Menanggapi keputusan ini, pengacara Tom Lembong, Ari Yusuf Amir, menyampaikan rasa terima kasih atas abolisi yang diberikan Presiden Prabowo dan disetujui DPR RI. Kendati demikian, ia mengaku akan mempelajari lebih rinci konsekuensi hukum dari abolisi tersebut sebelum menentukan sikap. “Karena ada akibat-akibat hukumnya apa dari abolisi itu, kita harus membahas dulu,” ujar Ari di Jakarta. Ia menilai bahwa pemberian abolisi ini patut dihargai sebagai upaya perbaikan yang dilakukan, dan berencana segera mengabarkan berita ini kepada Tom Lembong. Di sisi lain, Kejaksaan Agung mengaku baru mendengar informasi mengenai abolisi ini dan akan segera mempelajarinya. “Saya pelajari dahulu. Saya belum tahu. Saya baru tahu dari Anda,” kata Kepala Pusat Penerangan Hukum Kejagung Anang Supriatna.
Amnesti untuk Hasto Kristiyanto
Bersamaan dengan abolisi Tom Lembong, Presiden Prabowo juga menganugerahkan amnesti kepada Hasto Kristiyanto, yang turut mendapat persetujuan DPR. Amnesti sendiri didefinisikan sebagai penghapusan hukuman yang telah dijatuhkan oleh pengadilan. “Pemberian persetujuan dan pertimbangan atas Surat Presiden Nomor R42/PRES/07/2025 tanggal 30 Juli 2025 tentang amnesti terhadap 1.116 orang yang telah terpidana diberikan amnesti, termasuk saudara Hasto Kristiyanto,” ungkap Wakil Ketua DPR RI Sufmi Dasco.
Menteri Hukum Supratman Andi Agtas menjelaskan bahwa amnesti untuk Hasto diberikan bersamaan dengan 1.116 narapidana lain yang telah memenuhi syarat. Ia menyebut, semula pemerintah menargetkan amnesti bagi sekitar 44.000 narapidana, namun setelah verifikasi ketat, hanya 1.116 yang memenuhi kriteria hingga saat ini.

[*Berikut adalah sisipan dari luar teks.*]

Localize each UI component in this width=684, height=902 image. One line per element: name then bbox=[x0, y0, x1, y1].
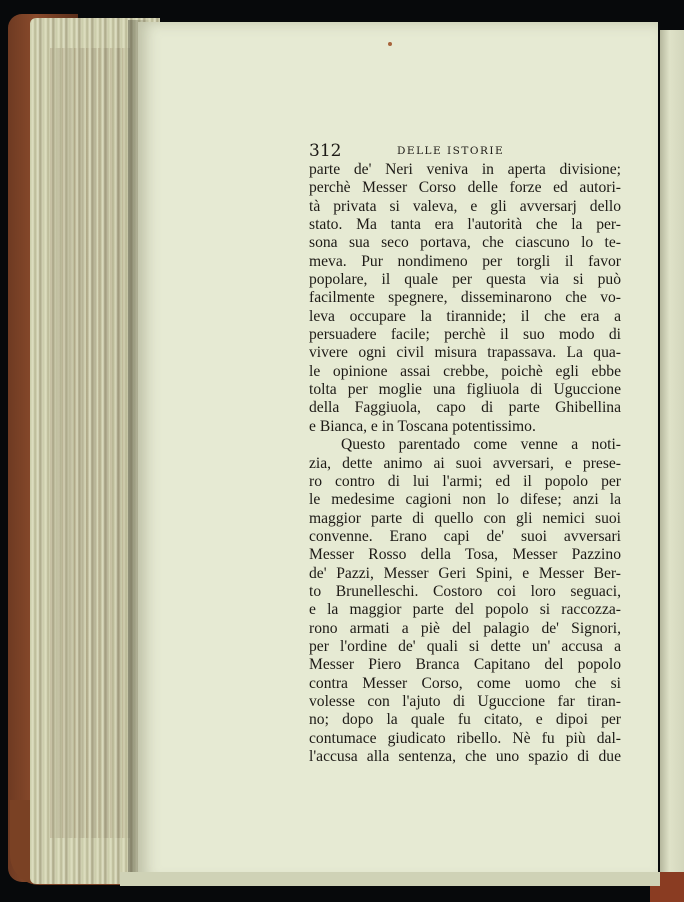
text-line: zia, dette animo ai suoi avversari, e prese- bbox=[309, 454, 621, 472]
text-line: vivere ogni civil misura trapassava. La qua- bbox=[309, 344, 621, 362]
page-number: 312 bbox=[309, 141, 342, 161]
text-line: meva. Pur nondimeno per torgli il favor bbox=[309, 252, 621, 270]
text-line: leva occupare la tirannide; il che era a bbox=[309, 307, 621, 325]
text-line: popolare, il quale per questa via si può bbox=[309, 271, 621, 289]
text-line: l'accusa alla sentenza, che uno spazio di due bbox=[309, 748, 621, 765]
text-line: volesse con l'ajuto di Uguccione far tiran- bbox=[309, 692, 621, 710]
text-line: convenne. Erano capi de' suoi avversari bbox=[309, 527, 621, 545]
text-line: maggior parte di quello con gli nemici suoi bbox=[309, 509, 621, 527]
page-text bbox=[309, 141, 621, 766]
text-line: rono armati a piè del palagio de' Signori, bbox=[309, 619, 621, 637]
text-line: contra Messer Corso, come uomo che si bbox=[309, 674, 621, 692]
text-line: ro contro di lui l'armi; ed il popolo per bbox=[309, 472, 621, 490]
text-line: e la maggior parte del popolo si raccozza- bbox=[309, 601, 621, 619]
page-header bbox=[309, 141, 621, 161]
running-head: DELLE ISTORIE bbox=[397, 145, 505, 157]
text-line: stato. Ma tanta era l'autorità che la per- bbox=[309, 216, 621, 234]
text-line: to Brunelleschi. Costoro coi loro seguaci, bbox=[309, 582, 621, 600]
text-line: de' Pazzi, Messer Geri Spini, e Messer Ber- bbox=[309, 564, 621, 582]
page-bottom-edge bbox=[120, 872, 660, 886]
text-line: parte de' Neri veniva in aperta divisione; bbox=[309, 161, 621, 178]
text-line: Messer Piero Branca Capitano del popolo bbox=[309, 656, 621, 674]
text-line: contumace giudicato ribello. Nè fu più dal- bbox=[309, 729, 621, 747]
text-line: Messer Rosso della Tosa, Messer Pazzino bbox=[309, 546, 621, 564]
text-line: sona sua seco portava, che ciascuno lo te- bbox=[309, 234, 621, 252]
text-line: e Bianca, e in Toscana potentissimo. bbox=[309, 417, 536, 435]
text-line: per l'ordine de' quali si dette un' accusa a bbox=[309, 637, 621, 655]
text-line: facilmente spegnere, disseminarono che vo- bbox=[309, 289, 621, 307]
text-line: perchè Messer Corso delle forze ed autori- bbox=[309, 179, 621, 197]
text-line: tolta per moglie una figliuola di Uguccione bbox=[309, 381, 621, 399]
text-line: della Faggiuola, capo di parte Ghibellina bbox=[309, 399, 621, 417]
text-line: le opinione assai crebbe, poichè egli ebbe bbox=[309, 362, 621, 380]
text-line: no; dopo la quale fu citato, e dipoi per bbox=[309, 711, 621, 729]
text-line: persuadere facile; perchè il suo modo di bbox=[309, 326, 621, 344]
paper-spot bbox=[388, 42, 392, 46]
text-line: le medesime cagioni non lo difese; anzi la bbox=[309, 491, 621, 509]
paragraph-start-line: Questo parentado come venne a noti- bbox=[341, 436, 621, 454]
text-line: tà privata si valeva, e gli avversarj dello bbox=[309, 197, 621, 215]
facing-page-edge bbox=[660, 30, 684, 890]
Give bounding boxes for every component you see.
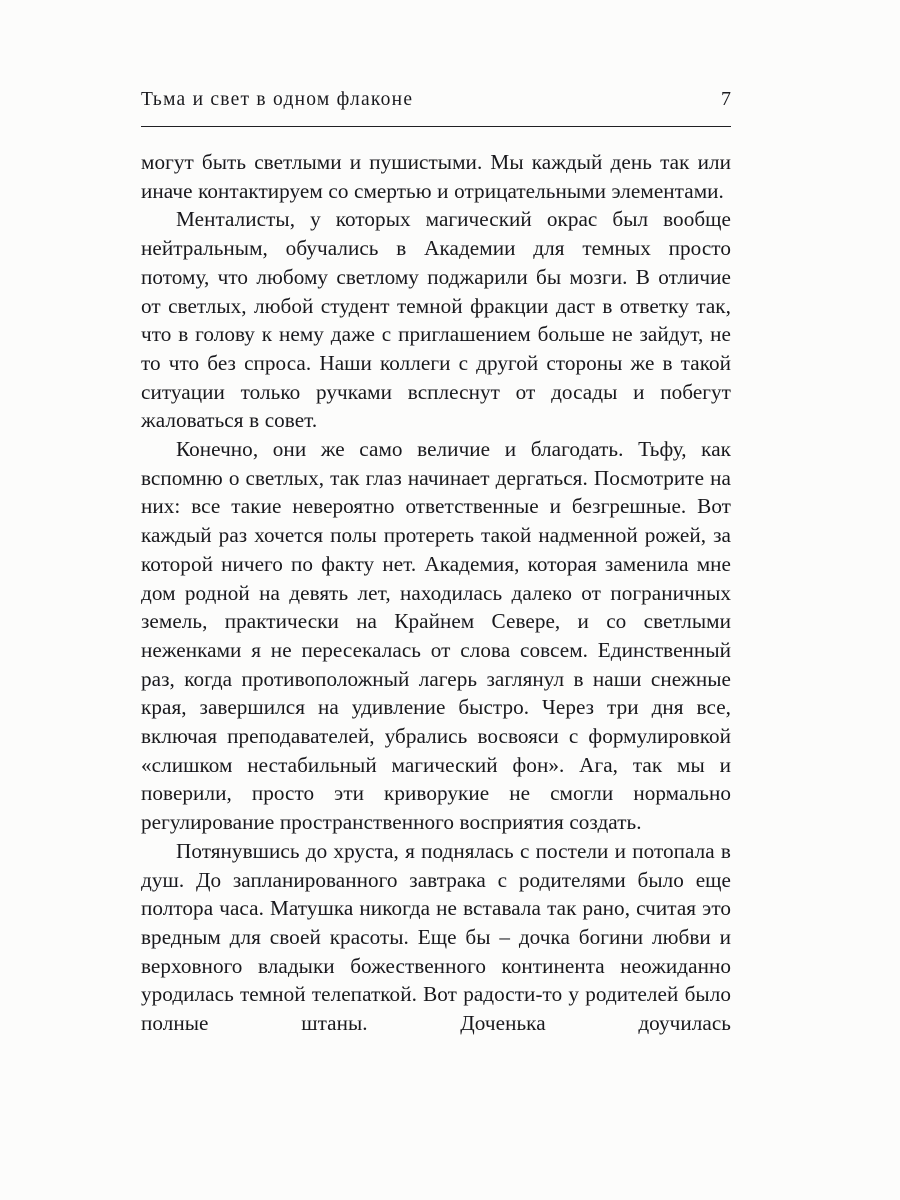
body-text-block xyxy=(141,148,731,1038)
running-head xyxy=(141,88,731,110)
paragraph: Конечно, они же само величие и благодать. Тьфу, как вспомню о светлых, так глаз начинает дергаться. Посмотрите на них: все такие невероятно ответственные и безгрешные. Вот каждый раз хочется полы протереть такой надменной рожей, за которой ничего по факту нет. Академия, которая заменила мне дом родной на девять лет, находилась далеко от пограничных земель, практически на Крайнем Севере, и со светлыми неженками я не пересекалась от слова совсем. Единственный раз, когда противоположный лагерь заглянул в наши снежные края, завершился на удивление быстро. Через три дня все, включая преподавателей, убрались восвояси с формулировкой «слишком нестабильный магический фон». Ага, так мы и поверили, просто эти криворукие не смогли нормально регулирование пространственного восприятия создать. xyxy=(141,437,731,835)
paragraph: Менталисты, у которых магический окрас был вообще нейтральным, обучались в Академии для темных просто потому, что любому светлому поджарили бы мозги. В отличие от светлых, любой студент темной фракции даст в ответку так, что в голову к нему даже с приглашением больше не зайдут, не то что без спроса. Наши коллеги с другой стороны же в такой ситуации только ручками всплеснут от досады и побегут жаловаться в совет. xyxy=(141,207,731,433)
header-rule xyxy=(141,126,731,127)
page-number: 7 xyxy=(721,88,731,110)
paragraph: Потянувшись до хруста, я поднялась с постели и потопала в душ. До запланированного завтрака с родителями было еще полтора часа. Матушка никогда не вставала так рано, считая это вредным для своей красоты. Еще бы – дочка богини любви и верховного владыки божественного континента неожиданно уродилась темной телепаткой. Вот радости-то у родителей было полные штаны. Доченька доучилась xyxy=(141,838,731,1036)
running-head-title: Тьма и свет в одном флаконе xyxy=(141,89,414,110)
paragraph: могут быть светлыми и пушистыми. Мы каждый день так или иначе контактируем со смертью и отрицательными элементами. xyxy=(141,150,731,203)
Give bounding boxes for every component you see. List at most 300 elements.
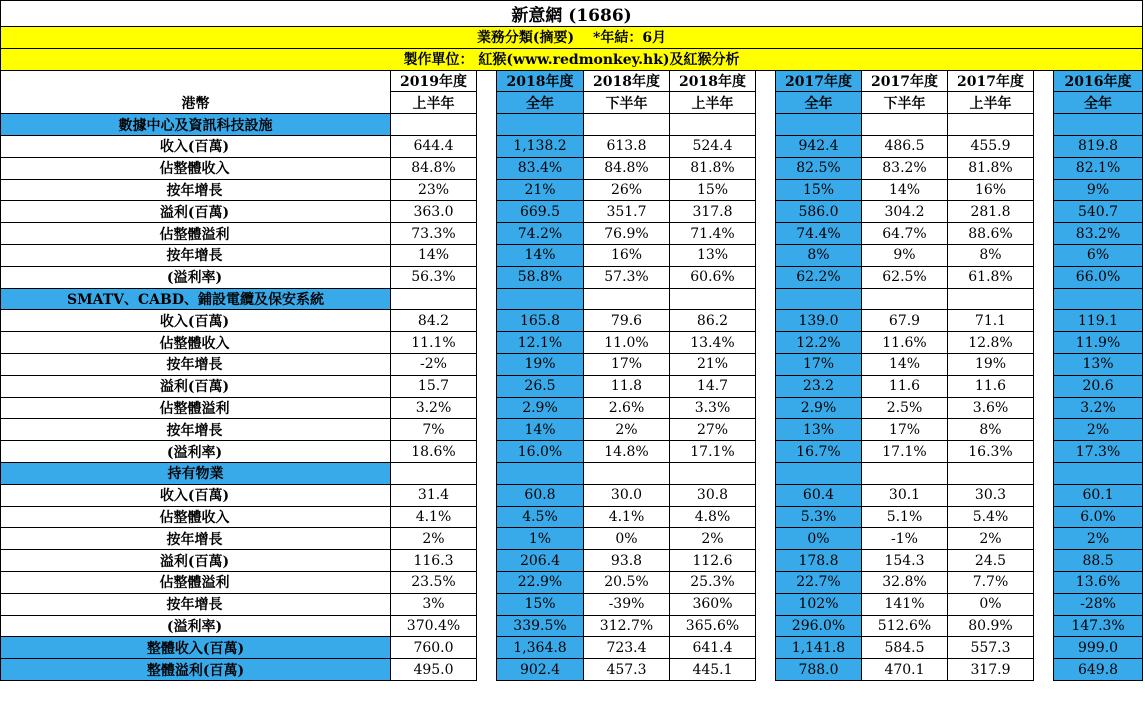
value-cell: 11.8 <box>584 375 670 397</box>
value-cell <box>1054 462 1143 484</box>
gap-cell <box>477 397 497 419</box>
value-cell <box>497 462 584 484</box>
gap-cell <box>1034 637 1054 659</box>
value-cell: 296.0% <box>776 615 862 637</box>
table-row <box>1 441 1143 463</box>
value-cell: 141% <box>862 593 948 615</box>
gap-cell <box>477 201 497 223</box>
gap-cell <box>1034 571 1054 593</box>
value-cell: 584.5 <box>862 637 948 659</box>
value-cell: 16% <box>948 179 1034 201</box>
column-period-header: 全年 <box>776 92 862 114</box>
value-cell: 495.0 <box>391 659 477 681</box>
value-cell: 81.8% <box>948 157 1034 179</box>
value-cell <box>862 462 948 484</box>
gap-cell <box>1034 179 1054 201</box>
page-title: 新意網 (1686) <box>1 1 1143 27</box>
value-cell: 363.0 <box>391 201 477 223</box>
value-cell: 13.6% <box>1054 571 1143 593</box>
value-cell: 360% <box>670 593 756 615</box>
gap-cell <box>477 266 497 288</box>
value-cell: 512.6% <box>862 615 948 637</box>
value-cell: 902.4 <box>497 659 584 681</box>
value-cell <box>670 462 756 484</box>
gap-cell <box>756 353 776 375</box>
value-cell: 76.9% <box>584 223 670 245</box>
row-label: 收入(百萬) <box>1 484 391 506</box>
column-year-header: 2017年度 <box>862 70 948 92</box>
value-cell: 2.9% <box>776 397 862 419</box>
row-label: 佔整體收入 <box>1 332 391 354</box>
value-cell: 14.8% <box>584 441 670 463</box>
gap-cell <box>477 441 497 463</box>
value-cell: 17.3% <box>1054 441 1143 463</box>
gap-cell <box>1034 659 1054 681</box>
value-cell <box>497 288 584 310</box>
value-cell: 644.4 <box>391 135 477 157</box>
value-cell: 74.4% <box>776 223 862 245</box>
gap-cell <box>756 571 776 593</box>
value-cell: 457.3 <box>584 659 670 681</box>
row-label: 佔整體溢利 <box>1 571 391 593</box>
value-cell: 317.8 <box>670 201 756 223</box>
gap-cell <box>756 528 776 550</box>
value-cell <box>948 114 1034 136</box>
gap-cell <box>477 114 497 136</box>
value-cell: 470.1 <box>862 659 948 681</box>
gap-cell <box>477 244 497 266</box>
value-cell: 19% <box>497 353 584 375</box>
row-label: 按年增長 <box>1 528 391 550</box>
header-unit: 港幣 <box>1 92 391 114</box>
value-cell: 2% <box>1054 528 1143 550</box>
value-cell: 62.2% <box>776 266 862 288</box>
row-label: (溢利率) <box>1 266 391 288</box>
value-cell: 5.4% <box>948 506 1034 528</box>
column-period-header: 上半年 <box>948 92 1034 114</box>
gap-cell <box>1034 375 1054 397</box>
value-cell: 165.8 <box>497 310 584 332</box>
gap-cell <box>756 332 776 354</box>
value-cell: 613.8 <box>584 135 670 157</box>
value-cell <box>391 288 477 310</box>
value-cell: 8% <box>948 244 1034 266</box>
gap-cell <box>756 397 776 419</box>
gap-cell <box>1034 615 1054 637</box>
value-cell: 11.9% <box>1054 332 1143 354</box>
value-cell: 649.8 <box>1054 659 1143 681</box>
value-cell: 9% <box>1054 179 1143 201</box>
value-cell: 88.6% <box>948 223 1034 245</box>
total-row <box>1 659 1143 681</box>
table-row <box>1 419 1143 441</box>
table-row <box>1 528 1143 550</box>
value-cell <box>776 462 862 484</box>
value-cell: 16.3% <box>948 441 1034 463</box>
table-row <box>1 332 1143 354</box>
gap-cell <box>477 310 497 332</box>
column-year-header: 2018年度 <box>497 70 584 92</box>
section-row <box>1 462 1143 484</box>
gap-cell <box>477 528 497 550</box>
value-cell: 13% <box>1054 353 1143 375</box>
value-cell: 23% <box>391 179 477 201</box>
gap-cell <box>756 462 776 484</box>
value-cell: 26% <box>584 179 670 201</box>
gap-cell <box>477 157 497 179</box>
value-cell: 12.2% <box>776 332 862 354</box>
value-cell: 0% <box>584 528 670 550</box>
value-cell: 83.4% <box>497 157 584 179</box>
value-cell: 11.1% <box>391 332 477 354</box>
value-cell <box>584 462 670 484</box>
value-cell: 723.4 <box>584 637 670 659</box>
value-cell <box>391 462 477 484</box>
value-cell: -39% <box>584 593 670 615</box>
value-cell: 586.0 <box>776 201 862 223</box>
table-row <box>1 310 1143 332</box>
value-cell: 0% <box>948 593 1034 615</box>
value-cell <box>776 288 862 310</box>
column-period-header <box>756 92 776 114</box>
value-cell: 317.9 <box>948 659 1034 681</box>
gap-cell <box>756 375 776 397</box>
gap-cell <box>756 135 776 157</box>
value-cell: 25.3% <box>670 571 756 593</box>
gap-cell <box>1034 135 1054 157</box>
value-cell: 23.2 <box>776 375 862 397</box>
value-cell: 2% <box>670 528 756 550</box>
column-year-header: 2016年度 <box>1054 70 1143 92</box>
row-label: 按年增長 <box>1 419 391 441</box>
value-cell: 281.8 <box>948 201 1034 223</box>
value-cell: 30.8 <box>670 484 756 506</box>
value-cell: 18.6% <box>391 441 477 463</box>
value-cell: 80.9% <box>948 615 1034 637</box>
value-cell: 557.3 <box>948 637 1034 659</box>
gap-cell <box>1034 441 1054 463</box>
gap-cell <box>477 288 497 310</box>
value-cell: 178.8 <box>776 550 862 572</box>
value-cell: 4.5% <box>497 506 584 528</box>
gap-cell <box>756 179 776 201</box>
value-cell: 13% <box>776 419 862 441</box>
value-cell: 83.2% <box>862 157 948 179</box>
row-label: 按年增長 <box>1 179 391 201</box>
total-row <box>1 637 1143 659</box>
value-cell: 147.3% <box>1054 615 1143 637</box>
table-row <box>1 375 1143 397</box>
value-cell: 112.6 <box>670 550 756 572</box>
value-cell: 86.2 <box>670 310 756 332</box>
gap-cell <box>756 114 776 136</box>
value-cell: 22.7% <box>776 571 862 593</box>
column-year-header <box>756 70 776 92</box>
row-label: 整體溢利(百萬) <box>1 659 391 681</box>
gap-cell <box>477 419 497 441</box>
value-cell: 60.4 <box>776 484 862 506</box>
gap-cell <box>477 506 497 528</box>
value-cell: 370.4% <box>391 615 477 637</box>
value-cell: 139.0 <box>776 310 862 332</box>
value-cell: -1% <box>862 528 948 550</box>
value-cell: 60.6% <box>670 266 756 288</box>
value-cell: 84.2 <box>391 310 477 332</box>
value-cell: 56.3% <box>391 266 477 288</box>
row-label: 溢利(百萬) <box>1 201 391 223</box>
gap-cell <box>756 157 776 179</box>
gap-cell <box>1034 201 1054 223</box>
value-cell: 339.5% <box>497 615 584 637</box>
value-cell: 62.5% <box>862 266 948 288</box>
row-label: SMATV、CABD、鋪設電纜及保安系統 <box>1 288 391 310</box>
value-cell: 304.2 <box>862 201 948 223</box>
value-cell: 641.4 <box>670 637 756 659</box>
column-year-header: 2018年度 <box>670 70 756 92</box>
value-cell: 2% <box>948 528 1034 550</box>
value-cell: 21% <box>670 353 756 375</box>
value-cell: 15% <box>670 179 756 201</box>
column-period-header: 上半年 <box>391 92 477 114</box>
gap-cell <box>1034 506 1054 528</box>
value-cell: 71.1 <box>948 310 1034 332</box>
value-cell: 17% <box>862 419 948 441</box>
value-cell: -2% <box>391 353 477 375</box>
value-cell: 5.3% <box>776 506 862 528</box>
value-cell: 3.2% <box>391 397 477 419</box>
value-cell: 83.2% <box>1054 223 1143 245</box>
value-cell: 9% <box>862 244 948 266</box>
value-cell: 154.3 <box>862 550 948 572</box>
gap-cell <box>1034 288 1054 310</box>
table-row <box>1 353 1143 375</box>
value-cell: 88.5 <box>1054 550 1143 572</box>
gap-cell <box>1034 484 1054 506</box>
value-cell: 15.7 <box>391 375 477 397</box>
value-cell: 7.7% <box>948 571 1034 593</box>
column-period-header <box>477 92 497 114</box>
value-cell: 15% <box>497 593 584 615</box>
value-cell: 14% <box>862 353 948 375</box>
value-cell <box>497 114 584 136</box>
table-row <box>1 201 1143 223</box>
row-label: 溢利(百萬) <box>1 550 391 572</box>
value-cell <box>584 114 670 136</box>
gap-cell <box>756 484 776 506</box>
row-label: 整體收入(百萬) <box>1 637 391 659</box>
value-cell: 486.5 <box>862 135 948 157</box>
row-label: 佔整體溢利 <box>1 223 391 245</box>
gap-cell <box>1034 223 1054 245</box>
row-label: 佔整體溢利 <box>1 397 391 419</box>
value-cell: 17.1% <box>670 441 756 463</box>
value-cell: 788.0 <box>776 659 862 681</box>
value-cell: 11.6% <box>862 332 948 354</box>
value-cell: 6% <box>1054 244 1143 266</box>
table-row <box>1 135 1143 157</box>
credit-banner: 製作單位： 紅猴(www.redmonkey.hk)及紅猴分析 <box>1 48 1143 70</box>
value-cell: 26.5 <box>497 375 584 397</box>
value-cell: 64.7% <box>862 223 948 245</box>
gap-cell <box>477 571 497 593</box>
value-cell <box>776 114 862 136</box>
row-label: 收入(百萬) <box>1 135 391 157</box>
value-cell: 79.6 <box>584 310 670 332</box>
value-cell: 60.1 <box>1054 484 1143 506</box>
value-cell: 67.9 <box>862 310 948 332</box>
value-cell: 27% <box>670 419 756 441</box>
gap-cell <box>756 441 776 463</box>
table-row <box>1 223 1143 245</box>
value-cell: 102% <box>776 593 862 615</box>
value-cell: 2% <box>1054 419 1143 441</box>
row-label: 按年增長 <box>1 244 391 266</box>
gap-cell <box>1034 462 1054 484</box>
gap-cell <box>1034 266 1054 288</box>
gap-cell <box>756 637 776 659</box>
value-cell: 760.0 <box>391 637 477 659</box>
value-cell: 14% <box>862 179 948 201</box>
value-cell <box>584 288 670 310</box>
value-cell: 22.9% <box>497 571 584 593</box>
gap-cell <box>1034 332 1054 354</box>
row-label: (溢利率) <box>1 441 391 463</box>
gap-cell <box>756 615 776 637</box>
value-cell <box>948 462 1034 484</box>
value-cell: 93.8 <box>584 550 670 572</box>
table-row <box>1 593 1143 615</box>
value-cell: 82.1% <box>1054 157 1143 179</box>
gap-cell <box>1034 310 1054 332</box>
value-cell: 81.8% <box>670 157 756 179</box>
gap-cell <box>477 637 497 659</box>
gap-cell <box>477 593 497 615</box>
row-label: 收入(百萬) <box>1 310 391 332</box>
table-row <box>1 179 1143 201</box>
value-cell: 3.3% <box>670 397 756 419</box>
value-cell: 57.3% <box>584 266 670 288</box>
gap-cell <box>1034 397 1054 419</box>
gap-cell <box>1034 114 1054 136</box>
value-cell: 13% <box>670 244 756 266</box>
table-row <box>1 484 1143 506</box>
value-cell: 4.1% <box>391 506 477 528</box>
value-cell: 312.7% <box>584 615 670 637</box>
value-cell: 2% <box>584 419 670 441</box>
value-cell: 8% <box>776 244 862 266</box>
value-cell: 3% <box>391 593 477 615</box>
table-row <box>1 615 1143 637</box>
value-cell: 8% <box>948 419 1034 441</box>
value-cell: 31.4 <box>391 484 477 506</box>
value-cell: 14% <box>391 244 477 266</box>
gap-cell <box>1034 593 1054 615</box>
value-cell: 60.8 <box>497 484 584 506</box>
value-cell: 12.1% <box>497 332 584 354</box>
value-cell: 119.1 <box>1054 310 1143 332</box>
column-period-header: 下半年 <box>584 92 670 114</box>
table-row <box>1 266 1143 288</box>
value-cell: 58.8% <box>497 266 584 288</box>
gap-cell <box>1034 353 1054 375</box>
header-blank <box>1 70 391 92</box>
value-cell: 540.7 <box>1054 201 1143 223</box>
value-cell: 20.5% <box>584 571 670 593</box>
table-row <box>1 244 1143 266</box>
row-label: 按年增長 <box>1 593 391 615</box>
gap-cell <box>756 550 776 572</box>
gap-cell <box>756 288 776 310</box>
section-row <box>1 114 1143 136</box>
gap-cell <box>477 659 497 681</box>
value-cell: 2.9% <box>497 397 584 419</box>
row-label: 佔整體收入 <box>1 506 391 528</box>
value-cell: 14% <box>497 244 584 266</box>
value-cell: 16.7% <box>776 441 862 463</box>
gap-cell <box>756 223 776 245</box>
value-cell: 30.0 <box>584 484 670 506</box>
value-cell: 455.9 <box>948 135 1034 157</box>
value-cell: 6.0% <box>1054 506 1143 528</box>
value-cell: 206.4 <box>497 550 584 572</box>
row-label: 溢利(百萬) <box>1 375 391 397</box>
gap-cell <box>756 310 776 332</box>
value-cell: 2.5% <box>862 397 948 419</box>
value-cell <box>1054 114 1143 136</box>
value-cell: 3.2% <box>1054 397 1143 419</box>
table-row <box>1 397 1143 419</box>
row-label: 按年增長 <box>1 353 391 375</box>
value-cell: 20.6 <box>1054 375 1143 397</box>
value-cell: 7% <box>391 419 477 441</box>
column-period-header: 全年 <box>497 92 584 114</box>
value-cell: 14% <box>497 419 584 441</box>
column-year-header: 2018年度 <box>584 70 670 92</box>
subtitle-banner: 業務分類(摘要) *年結：6月 <box>1 27 1143 49</box>
value-cell: 17% <box>776 353 862 375</box>
value-cell: 2.6% <box>584 397 670 419</box>
section-row <box>1 288 1143 310</box>
value-cell: 1,364.8 <box>497 637 584 659</box>
column-period-header: 全年 <box>1054 92 1143 114</box>
value-cell: 61.8% <box>948 266 1034 288</box>
gap-cell <box>477 135 497 157</box>
value-cell: 4.1% <box>584 506 670 528</box>
gap-cell <box>1034 157 1054 179</box>
value-cell: 1% <box>497 528 584 550</box>
row-label: 佔整體收入 <box>1 157 391 179</box>
value-cell: 3.6% <box>948 397 1034 419</box>
gap-cell <box>477 484 497 506</box>
column-period-header: 下半年 <box>862 92 948 114</box>
value-cell: 84.8% <box>584 157 670 179</box>
value-cell: 24.5 <box>948 550 1034 572</box>
column-period-header <box>1034 92 1054 114</box>
gap-cell <box>477 615 497 637</box>
value-cell: 84.8% <box>391 157 477 179</box>
gap-cell <box>756 419 776 441</box>
value-cell: 445.1 <box>670 659 756 681</box>
value-cell: 30.3 <box>948 484 1034 506</box>
gap-cell <box>1034 419 1054 441</box>
column-year-header <box>1034 70 1054 92</box>
value-cell <box>670 288 756 310</box>
value-cell: 30.1 <box>862 484 948 506</box>
value-cell <box>1054 288 1143 310</box>
value-cell: 74.2% <box>497 223 584 245</box>
value-cell <box>948 288 1034 310</box>
value-cell: 16% <box>584 244 670 266</box>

Ketua DPP PDIP Ribka Tjiptaning menilai amnesti ini adalah hal yang wajar dan seharusnya memang diberikan kepada Sekretaris Jenderal PDIP itu. Ribka meyakini Hasto tidak bersalah dalam perkara perintangan penyidikan buronan Harun Masiku, sehingga menurutnya, Hasto semestinya sudah bebas sejak dari pengadilan. “Kalau mau jujur waktu sidang keputusan seharusnya memang sudah diputus bebas,” kata Ribka saat dihubungi dari Badung, Bali. Oleh karena itu, ia berpandangan bahwa pembebasan Hasto melalui amnesti ini justru terkesan terlambat, setelah publik disuguhkan persidangan yang penuh drama.
Komisi Pemberantasan Korupsi (KPK) merespons pemberian amnesti ini dengan menyatakan bahwa hal tersebut merupakan kewenangan penuh Presiden sesuai Undang-Undang Dasar Negara Republik Indonesia 1945, seperti disampaikan Ketua KPK Setyo Budiyanto. Sementara itu, Juru Bicara KPK Budi Prasetyo menambahkan bahwa lembaganya akan mempelajari pemberian amnesti tersebut, mengingat proses hukum Hasto masih berjalan dan sedang dalam tahap pengajuan banding.
Jihan Ristiyanti berkontribusi dalam penulisan artikel ini.